Открытое письмо критику Никите Елисееву

Уважаемый г-н Елисеев!

Прочитал Вашу замечательную рецензию (“Прогулки с Пастернаком” — “Новый мир”, 2006, № 4) на книгу Д. Быкова “Борис Пастернак” (М., “Молодая гвардия”, “ЖЗЛ”). Существо рецензируемой книги, а также ее вездесущий автор, о котором нынче говорят даже ленивые, меня в настоящий момент не интересуют. Гораздо более любопытными представляются некоторые Ваши собственные пассажи, например вот этот: “Здесь есть один парадокс восприятия. На мой взгляд, успех „Лолиты” человечнее успеха „Живаго” и „Тихого Дона””. “„Лолита” — книга куда более нравственная, чем два романа двух нобелевских лауреатов. „Так пошлиною нравственности ты / Обложено в нас, чувство красоты!” — не отговорка циника, а спокойное убеждение настоящего моралиста, каковым Набоков и был (курсив Ваш. — И. Б. ). Мораль „Лолиты” очень проста: нельзя трахаться с несовершеннолетними, хотя очень хочется” (курсив мой. — И. Б. ).

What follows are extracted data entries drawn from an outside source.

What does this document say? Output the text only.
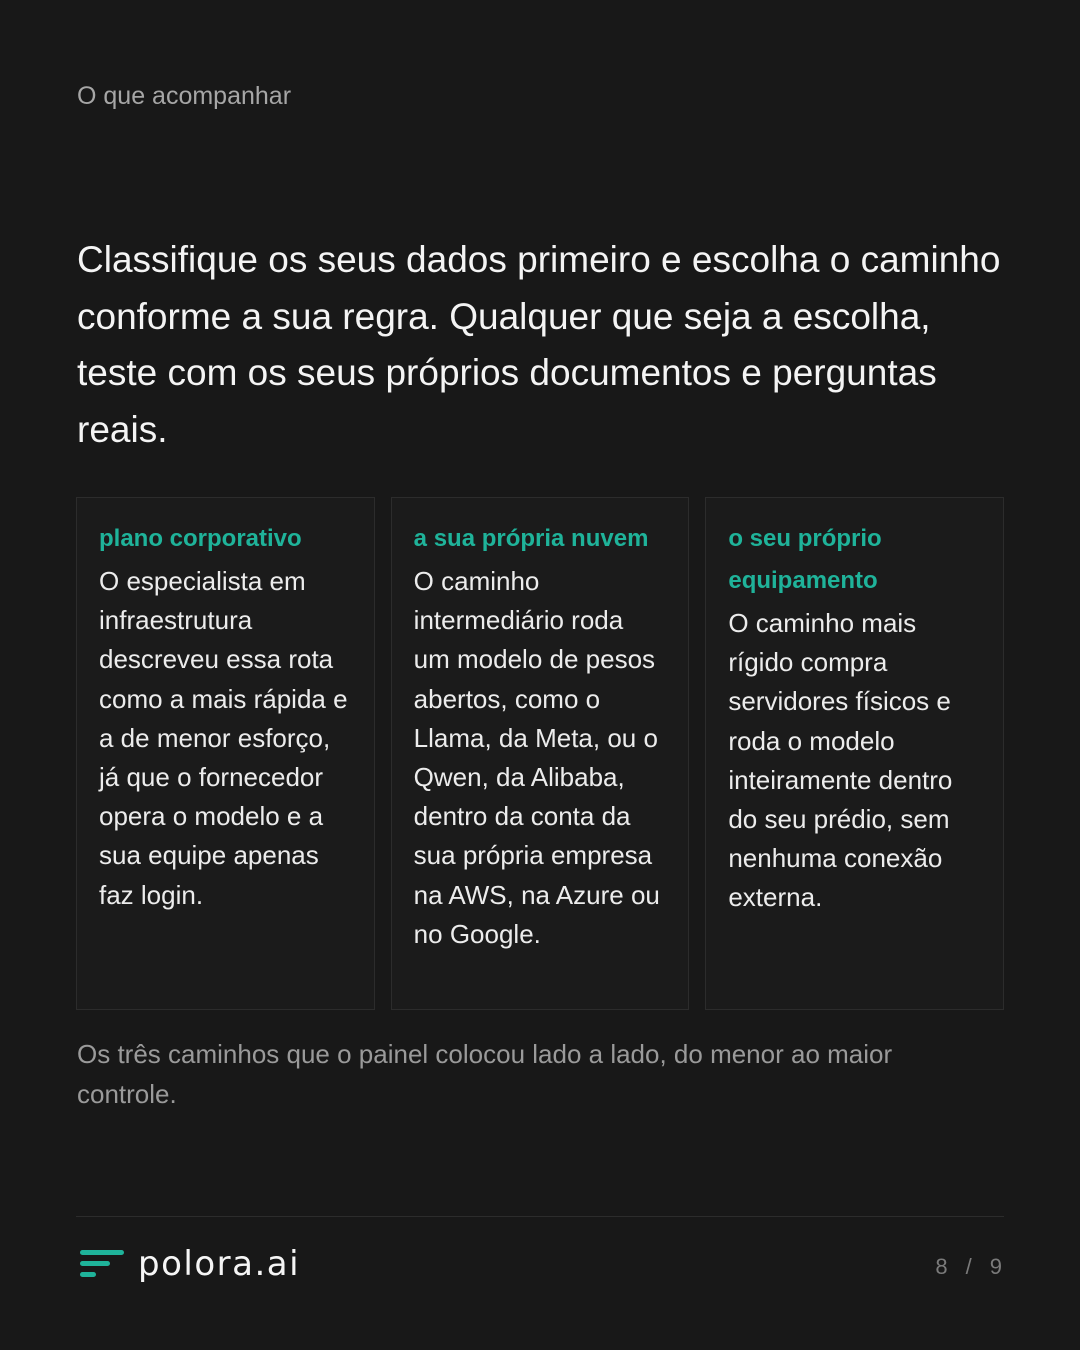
O que acompanhar

Classifique os seus dados primeiro e escolha o caminho conforme a sua regra. Qualquer que seja a escolha, teste com os seus próprios documentos e perguntas reais.

plano corporativo

O especialista em infraestrutura descreveu essa rota como a mais rápida e a de menor esforço, já que o fornecedor opera o modelo e a sua equipe apenas faz login.

a sua própria nuvem

O caminho intermediário roda um modelo de pesos abertos, como o Llama, da Meta, ou o Qwen, da Alibaba, dentro da conta da sua própria empresa na AWS, na Azure ou no Google.

o seu próprio equipamento

O caminho mais rígido compra servidores físicos e roda o modelo inteiramente dentro do seu prédio, sem nenhuma conexão externa.

Os três caminhos que o painel colocou lado a lado, do menor ao maior controle.

polora.ai	8 / 9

Ох уж этот “парадокс восприятия”, г-н Елисеев!.. В наше постмодернистское время парадокс — наиболее конвертируемая интеллектуальная валюта. Нет сомнения, литератор Вы не банальный — как в умозаключениях, так и в лексике (употребленный Вами глагол, если он не в цитате, чрезвычайно парадоксален для критической статьи). А в рассуждениях о “Лолите” и Набокове превзошли самого себя. Это блистательный пример софистики, образец истины, ювелирно перевернутой с ног на голову! Но, увы, такой сальто-мортальный способ мышления совершенно искажает некоторые “начала и концы”, которые современный критик еще обязан различать ясно.

Когда-то, в пору моей активной приязни к Набокову, мне попалась статья о нем Георгия Иванова. Статья резко уничижительная. Как-то даже чересчур, с явным, нарочитым перехлестом. Она была написана в “сиринский” период В. Н., кажется, еще берлинский. В ней говорилось что-то насчет пошлой журналистской ловкости Сирина, употреблены были по отношению к нему слова: “смерд”, “черная кость”. С одной стороны, все как будто понятно: творческое соперничество, борьба за эмигрантский “престол” и т. п. Тем более что Сирина выдвигал на роль наследного принца литературный недруг Иванова — Ходасевич. К тому же Иванов был старше В. Н. на пять лет, а тут — “мальчишка выхватил пистолет и одним выстрелом уложил всех стариков, в том числе и меня”, как воскликнул Бунин, прочитавший “Защиту Лужина”. Повторяю, житейски все понятно, однако… Сейчас я думаю, что Иванов был прав, но не тогда, когда писал свою статью, а, так сказать, “наперед”, провидчески.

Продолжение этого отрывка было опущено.